Although it provides the country with stable and strong governments, this system has been questioned specially with the raise of the Liberal party, that in May was key to form a government. A referendum on the Alternative vote system is planned for citizens to decide. In the second part of this speech Cameron sends a message to the British society as he says that real change will only be achieved if “everyone pulls together, comes together, works together”. Cameron mentions some words that represent his centre-right position: freedom, fairness, family, values.
At the same time, he is in some way anticipating the unpopular and hard measures he has taken recently. After six months in the government, the coalition has approved a plan to cut spending and reduce to a half deficit, which is the largest structural budget deficit in Europe. The measures of the spending review are not popular: around 500,000 public jobs could be lost in four years; the retirement age will be raised from 65 to 66 years by 2020; rents will be raised for new tenants in council housing; and police budget has been reduced by 20%.

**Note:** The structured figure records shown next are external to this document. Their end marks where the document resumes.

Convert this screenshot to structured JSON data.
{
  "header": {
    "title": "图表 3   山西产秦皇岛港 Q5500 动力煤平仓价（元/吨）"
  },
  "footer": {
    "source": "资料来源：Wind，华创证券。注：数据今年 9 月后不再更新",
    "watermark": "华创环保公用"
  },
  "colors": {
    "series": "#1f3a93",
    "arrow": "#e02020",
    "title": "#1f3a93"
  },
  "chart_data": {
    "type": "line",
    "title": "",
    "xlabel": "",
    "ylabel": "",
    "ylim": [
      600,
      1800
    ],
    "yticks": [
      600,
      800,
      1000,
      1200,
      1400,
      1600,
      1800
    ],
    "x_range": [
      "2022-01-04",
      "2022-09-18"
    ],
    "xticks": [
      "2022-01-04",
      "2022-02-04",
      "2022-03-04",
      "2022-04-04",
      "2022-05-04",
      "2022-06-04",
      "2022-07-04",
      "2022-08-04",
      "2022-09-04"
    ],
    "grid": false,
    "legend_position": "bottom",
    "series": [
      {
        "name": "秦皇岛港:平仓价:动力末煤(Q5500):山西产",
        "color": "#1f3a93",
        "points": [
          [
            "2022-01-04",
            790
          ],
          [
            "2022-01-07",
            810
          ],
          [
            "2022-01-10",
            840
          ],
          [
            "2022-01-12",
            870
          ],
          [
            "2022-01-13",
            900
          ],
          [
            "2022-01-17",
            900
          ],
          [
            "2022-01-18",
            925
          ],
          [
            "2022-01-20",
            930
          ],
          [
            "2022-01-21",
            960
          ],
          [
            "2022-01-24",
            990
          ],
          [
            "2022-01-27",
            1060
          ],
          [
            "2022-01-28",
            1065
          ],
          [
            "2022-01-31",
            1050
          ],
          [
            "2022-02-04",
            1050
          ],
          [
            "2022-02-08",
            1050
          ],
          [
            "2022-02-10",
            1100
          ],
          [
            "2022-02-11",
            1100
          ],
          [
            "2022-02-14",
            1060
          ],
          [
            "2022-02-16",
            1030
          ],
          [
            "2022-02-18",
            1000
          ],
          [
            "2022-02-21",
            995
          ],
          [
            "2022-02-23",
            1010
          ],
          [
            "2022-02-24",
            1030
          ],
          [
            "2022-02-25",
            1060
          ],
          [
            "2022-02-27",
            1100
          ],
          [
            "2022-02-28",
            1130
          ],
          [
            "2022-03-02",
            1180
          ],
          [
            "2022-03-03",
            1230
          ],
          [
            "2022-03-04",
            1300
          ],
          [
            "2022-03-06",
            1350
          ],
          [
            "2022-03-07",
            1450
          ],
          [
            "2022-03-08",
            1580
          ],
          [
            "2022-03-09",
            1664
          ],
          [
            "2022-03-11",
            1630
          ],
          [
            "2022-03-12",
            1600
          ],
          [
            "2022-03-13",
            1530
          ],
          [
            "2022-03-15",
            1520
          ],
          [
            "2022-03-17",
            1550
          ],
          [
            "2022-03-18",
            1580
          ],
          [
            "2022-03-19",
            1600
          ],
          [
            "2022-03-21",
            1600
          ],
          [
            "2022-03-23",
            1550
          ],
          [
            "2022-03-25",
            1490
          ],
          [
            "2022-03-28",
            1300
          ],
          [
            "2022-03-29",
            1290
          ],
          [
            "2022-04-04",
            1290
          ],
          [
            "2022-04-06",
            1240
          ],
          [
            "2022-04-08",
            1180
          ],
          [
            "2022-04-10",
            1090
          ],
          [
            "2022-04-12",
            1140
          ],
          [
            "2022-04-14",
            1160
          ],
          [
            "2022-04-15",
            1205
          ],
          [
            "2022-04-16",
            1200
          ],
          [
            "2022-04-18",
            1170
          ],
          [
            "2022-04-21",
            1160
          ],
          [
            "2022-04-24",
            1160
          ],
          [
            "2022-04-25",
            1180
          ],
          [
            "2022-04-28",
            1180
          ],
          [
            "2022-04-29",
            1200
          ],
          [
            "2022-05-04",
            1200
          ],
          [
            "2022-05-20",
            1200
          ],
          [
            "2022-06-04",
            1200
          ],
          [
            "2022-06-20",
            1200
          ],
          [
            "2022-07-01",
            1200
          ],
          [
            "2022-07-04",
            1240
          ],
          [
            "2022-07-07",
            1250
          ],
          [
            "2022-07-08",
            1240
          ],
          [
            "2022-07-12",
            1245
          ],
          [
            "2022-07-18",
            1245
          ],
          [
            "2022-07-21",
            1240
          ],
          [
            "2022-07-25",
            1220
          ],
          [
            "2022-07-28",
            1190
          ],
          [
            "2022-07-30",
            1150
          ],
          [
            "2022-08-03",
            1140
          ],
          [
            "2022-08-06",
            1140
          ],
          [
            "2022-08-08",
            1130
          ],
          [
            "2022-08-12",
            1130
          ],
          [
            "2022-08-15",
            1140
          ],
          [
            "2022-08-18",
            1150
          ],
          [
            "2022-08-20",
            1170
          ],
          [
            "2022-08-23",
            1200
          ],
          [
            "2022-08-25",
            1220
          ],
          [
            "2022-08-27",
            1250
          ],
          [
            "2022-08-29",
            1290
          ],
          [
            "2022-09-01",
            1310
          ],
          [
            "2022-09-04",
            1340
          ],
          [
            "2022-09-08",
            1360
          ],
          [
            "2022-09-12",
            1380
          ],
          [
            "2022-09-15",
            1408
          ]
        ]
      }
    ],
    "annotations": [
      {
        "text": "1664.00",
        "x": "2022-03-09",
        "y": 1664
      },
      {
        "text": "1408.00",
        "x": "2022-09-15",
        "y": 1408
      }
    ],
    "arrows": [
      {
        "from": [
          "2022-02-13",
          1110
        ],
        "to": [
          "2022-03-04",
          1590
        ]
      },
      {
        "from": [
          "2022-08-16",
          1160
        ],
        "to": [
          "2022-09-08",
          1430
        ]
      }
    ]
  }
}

Changes will be also introduced in the unemployment subsidies, so that claimants who refuse three job offers will lose their allowance. Students have reacted by protesting violently in front of the Conservative headquarters. They complain specially about the raise in the tuition fees, that will be multiplied by three. The spending review is also facing critics of the Institute of Fiscal Studies: the think-thank believes that the poor will be the most affected by the measures.
During the campaign Labour, Liberal and Conservatives agreed on the need to cut spending, but the proposal of Cameron was the hardest. At the same time, the Tories thought the reforms had to start immediately, while the Labour preferred to wait a year until the economic recovery was consolidated. Indeed, some fear that the spending review will not help UK to get out of the crisis, and they claim that the present difficulties are only an excuse to reduce the power of the state (an important principle in the Conservatives’ ideology).

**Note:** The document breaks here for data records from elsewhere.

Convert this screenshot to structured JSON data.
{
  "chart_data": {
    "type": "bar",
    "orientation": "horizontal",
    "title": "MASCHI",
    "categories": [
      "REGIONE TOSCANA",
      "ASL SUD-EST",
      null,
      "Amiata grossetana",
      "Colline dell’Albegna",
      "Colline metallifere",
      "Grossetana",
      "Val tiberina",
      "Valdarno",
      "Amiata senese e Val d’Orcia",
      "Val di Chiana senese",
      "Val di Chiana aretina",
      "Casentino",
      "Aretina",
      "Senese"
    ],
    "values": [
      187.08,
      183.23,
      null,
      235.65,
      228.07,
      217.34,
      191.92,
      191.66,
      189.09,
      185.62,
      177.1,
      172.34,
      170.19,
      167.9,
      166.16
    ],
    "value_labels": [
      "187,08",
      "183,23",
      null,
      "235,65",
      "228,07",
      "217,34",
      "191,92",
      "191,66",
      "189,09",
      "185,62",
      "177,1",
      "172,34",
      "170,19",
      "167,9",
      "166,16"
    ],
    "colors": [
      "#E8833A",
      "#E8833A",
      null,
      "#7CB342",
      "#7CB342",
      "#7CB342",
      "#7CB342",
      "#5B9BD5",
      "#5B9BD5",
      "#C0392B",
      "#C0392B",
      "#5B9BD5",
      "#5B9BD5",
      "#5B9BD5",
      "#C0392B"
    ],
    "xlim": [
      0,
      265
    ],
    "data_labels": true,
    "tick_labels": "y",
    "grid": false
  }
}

On the other side, Conservatives think that the private sector will be able to support the economy and will be reinforced, in spite of the cutback in spending. It is beyond doubt that the financial crisis has affected deeply all Europe, and that something had to be done to reduce the number of British citizens living on the governments subsidies. But it is not that clear that such strong measures had to be taken. UK’s economic situation is not as bad as other countries in Europe (like Greece, Ireland, Portugal, and Spain) and it is still an economic leader.

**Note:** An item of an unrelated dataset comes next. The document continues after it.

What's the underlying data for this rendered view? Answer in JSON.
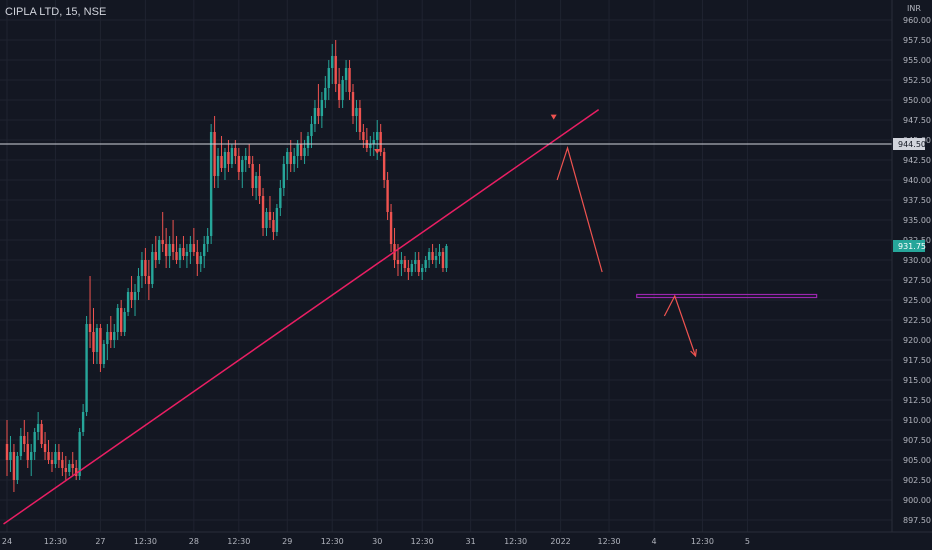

At present I find difficult to say if Cameron’s decision is economically o politically driven. Only time will tell if the consequences on society, and specially on the poorest groups, were really disastrous or only a reasonable price to pay. Regarding Cameron’s intention to reform Parliament and the political system, it seems more like a requirement from the Liberal than a real wish. The Liberal were not as successful as they expected in the general elections, but they still were decisive to form a government.
Consequently it could be expected that they wanted to assure to be more represented in upcoming ballots. Both Cameron and Clegg proved to be able to make concessions six months ago. It is already a good beginning, but Cameron has a difficult task in front of him. He brings a progressive message, but he represents a Conservative party. And he will have to negotiate with his partner in the government. I think it is still to early to judge Cameron’s ability to renovate political life and make UK get out of the country.